Tras el merecido descanso y aligerada la mochila, el siguiente afán será encontrar el camino de descenso hasta el valle. Casi coincidente con la raya que separa los términos de Serranillos y Navarrevisca, un viejo muro de mampuestos desciende por la ladera. Una buena opción, si no fuera porque toda su traza se encuentra rodeada de piornos, y el caminante ya está estragado del olor dulzón de sus flores. Como continuación del anterior, un nuevo muro, que separa los términos de Navarrevisca y Mijares, baja hasta el collado que antecede al los riscales de La Peluca, donde un macho montés vigila expectante los movimientos del intruso. Desde el collado, por el vallejo del arroyo Peluca, comienza un descenso que, tras un tramo de piornos, recorre los verdes pastizales de la ribera del arroyo. Aún así, se trata de un bregado descenso, recompensado por el frescor y murmullo de la corriente.







Una vez en el valle, con la imagen de la población en el horizonte próximo, y cuando todo indicaba que serían un par de horas de terreno favorable, el minifundio rural complicara el recorrido. El caminante, con la poderosa imagen de La Picota siempre a la siniestra, acaba perdiendo la cuenta de los muros, alambradas, arroyuelos y marjales, que tiene que salvar hasta llegar al camino que, durante un tramo, corre paralelo al arroyo de Pedro Maza.
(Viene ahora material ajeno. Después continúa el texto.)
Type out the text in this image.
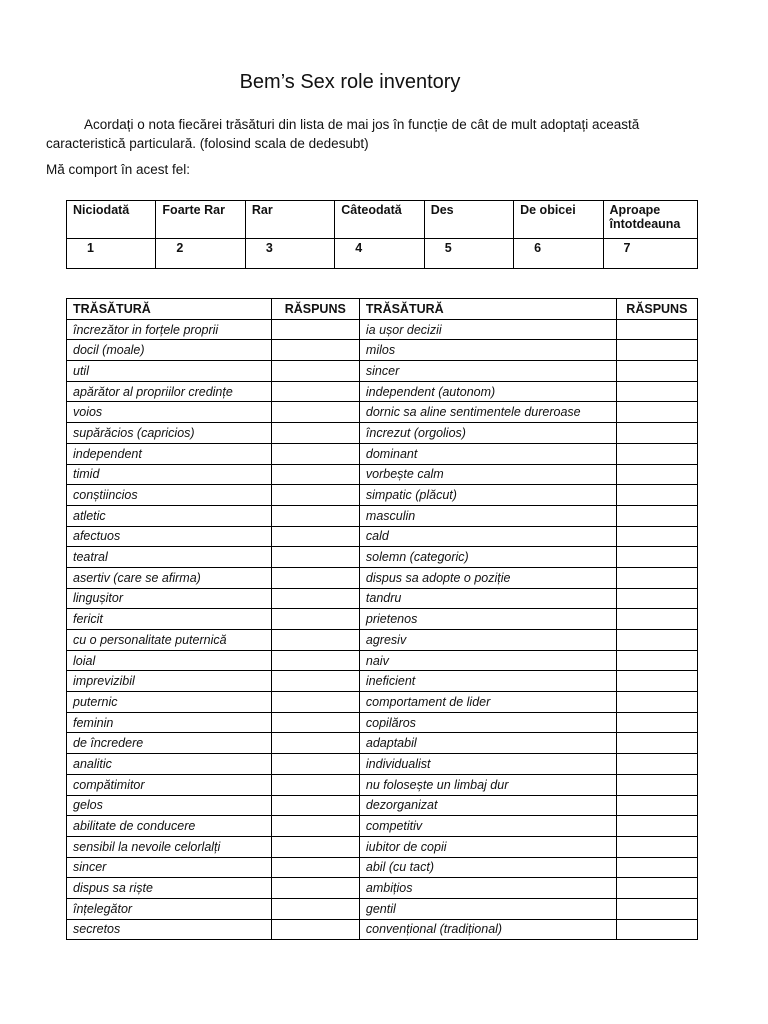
Bem’s Sex role inventory
Acordați o nota fiecărei trăsături din lista de mai jos în funcție de cât de mult adoptați această caracteristică particulară. (folosind scala de dedesubt)
Mă comport în acest fel:
Niciodată	Foarte Rar	Rar	Câteodată	Des	De obicei	Aproape întotdeauna
1	2	3	4	5	6	7
TRĂSĂTURĂ	RĂSPUNS	TRĂSĂTURĂ	RĂSPUNS
încrezător in forțele proprii		ia ușor decizii	
docil (moale)		milos	
util		sincer	
apărător al propriilor credințe		independent (autonom)	
voios		dornic sa aline sentimentele dureroase	
supărăcios (capricios)		încrezut (orgolios)	
independent		dominant	
timid		vorbește calm	
conștiincios		simpatic (plăcut)	
atletic		masculin	
afectuos		cald	
teatral		solemn (categoric)	
asertiv (care se afirma)		dispus sa adopte o poziție	
lingușitor		tandru	
fericit		prietenos	
cu o personalitate puternică		agresiv	
loial		naiv	
imprevizibil		ineficient	
puternic		comportament de lider	
feminin		copilăros	
de încredere		adaptabil	
analitic		individualist	
compătimitor		nu folosește un limbaj dur	
gelos		dezorganizat	
abilitate de conducere		competitiv	
sensibil la nevoile celorlalți		iubitor de copii	
sincer		abil (cu tact)	
dispus sa riște		ambițios	
înțelegător		gentil	
secretos		convențional (tradițional)	
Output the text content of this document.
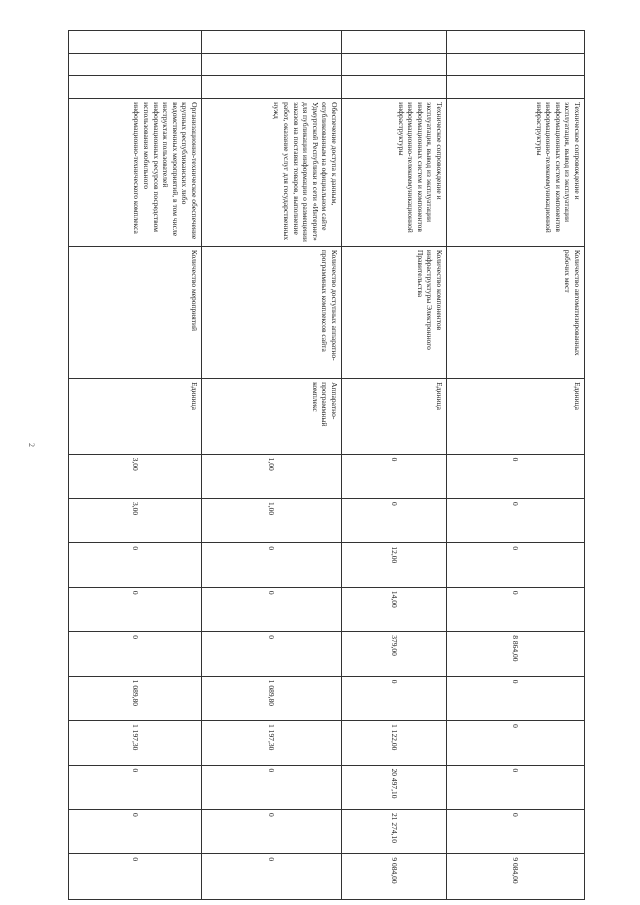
2
			Техническое сопровождение и эксплуатация, вывод из эксплуатации информационных систем и компонентов информационно-телекоммуникационной инфраструктуры	Количество автоматизированных рабочих мест	Единица	0	0	0	0	8 864,00	0	0	0	0	9 084,00
			Техническое сопровождение и эксплуатация, вывод из эксплуатации информационных систем и компонентов информационно-телекоммуникационной инфраструктуры	Количество компонентов инфраструктуры Электронного Правительства	Единица	0	0	12,00	14,00	379,00	0	1 122,00	20 497,10	21 274,10	9 084,00
			Обеспечение доступа к данным, опубликованным на официальном сайте Удмуртской Республики в сети «Интернет» для публикации информации о размещении заказов на поставки товаров, выполнение работ, оказание услуг для государственных нужд	Количество доступных аппаратно-программных комплексов сайта	Аппаратно-программный комплекс	1,00	1,00	0	0	0	1 089,80	1 197,30	0	0	0
			Организационно-техническое обеспечение крупных республиканских либо ведомственных мероприятий, в том числе инструктаж пользователей информационных ресурсов посредством использования мобильного информационно-технического комплекса	Количество мероприятий	Единица	3,00	3,00	0	0	0	1 089,80	1 197,30	0	0	0
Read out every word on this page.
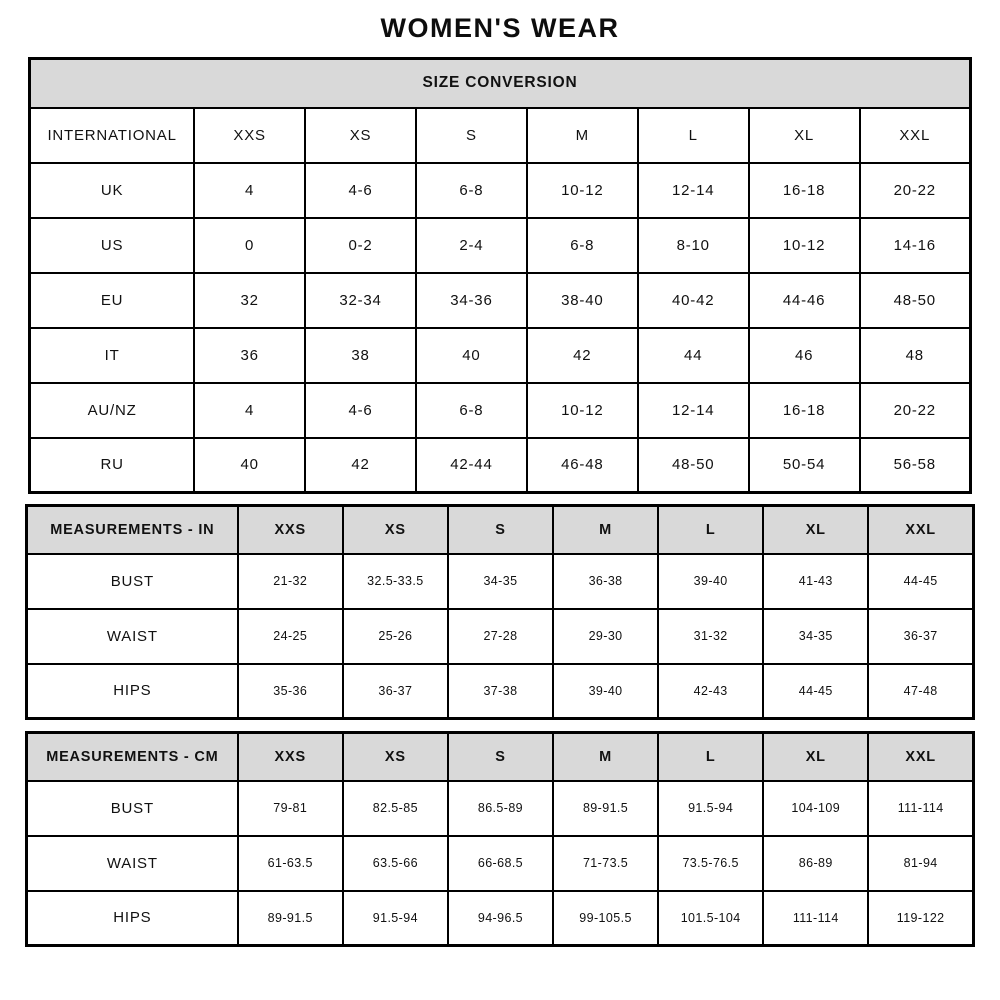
WOMEN'S WEAR
SIZE CONVERSION							
INTERNATIONAL	XXS	XS	S	M	L	XL	XXL
UK	4	4-6	6-8	10-12	12-14	16-18	20-22
US	0	0-2	2-4	6-8	8-10	10-12	14-16
EU	32	32-34	34-36	38-40	40-42	44-46	48-50
IT	36	38	40	42	44	46	48
AU/NZ	4	4-6	6-8	10-12	12-14	16-18	20-22
RU	40	42	42-44	46-48	48-50	50-54	56-58
MEASUREMENTS - IN	XXS	XS	S	M	L	XL	XXL
BUST	21-32	32.5-33.5	34-35	36-38	39-40	41-43	44-45
WAIST	24-25	25-26	27-28	29-30	31-32	34-35	36-37
HIPS	35-36	36-37	37-38	39-40	42-43	44-45	47-48
MEASUREMENTS - CM	XXS	XS	S	M	L	XL	XXL
BUST	79-81	82.5-85	86.5-89	89-91.5	91.5-94	104-109	111-114
WAIST	61-63.5	63.5-66	66-68.5	71-73.5	73.5-76.5	86-89	81-94
HIPS	89-91.5	91.5-94	94-96.5	99-105.5	101.5-104	111-114	119-122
Un camino cuya traza va mejorando a medida que se aproxima al caserío de Serranillos, y que salva la corriente de la Garganta del Cabezo. Ya en la carretera, una última parada en una fuente de dos caños, donde el caminante se refresca y repone agua para el viaje de regreso a La Corte.




En el regreso, nuevamente la carretera que serpea por la orilla del embalse del Burguillo, al que, aparentemente, no le cabe un buche más.